Что же, кроме этих талантливых, столь богатых любовью книг, мне запомнилось? Конечно же — непосредственные встречи с их автором, и не столько в Ленинграде, сколько в Комарове… В середине пятидесятых годов, когда писателям предложили в рассрочку, на льготных условиях, построить там себе дачи, оба мы отказались от этого заманчивого предложения. Возможно, мы руководились различными причинами, но так или иначе предпочли приезжать для работы, для отдыха от города, для смены обстановки — в комаровский Дом творчества. И чаще всего получалось так, что мы, не сговариваясь, приезжали туда в одно и то же время, — пусть на разные сроки (Вера Федоровна обычно жила там дольше). В столовой, как правило, сидели за одним столом — за крайним левым столом у окна: Михаил Леонидович Слонимский, Панова, я, Владимир Григорьевич Адмони и Тамара Исааковна Сильман.

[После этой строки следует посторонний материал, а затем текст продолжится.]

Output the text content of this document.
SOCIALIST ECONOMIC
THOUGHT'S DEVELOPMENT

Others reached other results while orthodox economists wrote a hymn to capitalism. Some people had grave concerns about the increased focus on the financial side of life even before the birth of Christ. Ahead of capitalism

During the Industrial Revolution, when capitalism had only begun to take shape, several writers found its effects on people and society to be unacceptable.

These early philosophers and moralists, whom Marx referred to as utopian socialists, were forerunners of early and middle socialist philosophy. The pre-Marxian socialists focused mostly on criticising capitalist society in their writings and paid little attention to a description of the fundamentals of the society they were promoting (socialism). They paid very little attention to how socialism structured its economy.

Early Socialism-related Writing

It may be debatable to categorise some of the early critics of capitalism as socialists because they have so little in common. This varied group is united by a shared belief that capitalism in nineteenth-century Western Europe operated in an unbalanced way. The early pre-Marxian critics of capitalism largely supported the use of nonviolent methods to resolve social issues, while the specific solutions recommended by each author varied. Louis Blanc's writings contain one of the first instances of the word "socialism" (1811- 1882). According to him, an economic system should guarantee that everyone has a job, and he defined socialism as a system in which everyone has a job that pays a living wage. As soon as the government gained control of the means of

Случайные люди за наш стол не садились — это стало почти законом. Я однажды видел во сне, что хожу с Верой Федоровной по большой полутемной комнате и убеждаю ее пригласить за наш стол NN. Говорю, что он порядочный, остроумный, тактичный, что не часто одно с другим монтируется. Панова отмалчивается, а перед нами, в сгущающихся сумерках, бегают, скачут, играют на полу два мышонка, уже едва различимые глазом. Пробежали, скрылись, и вдруг бегут кошка с котенком. Мы думаем, что они охотятся за мышами, но нет, они тоже играют, не замечая мышей… Во сне успеваю подумать: может, это символика? Может, не надо приглашать NN — он действительно из другой стихии?..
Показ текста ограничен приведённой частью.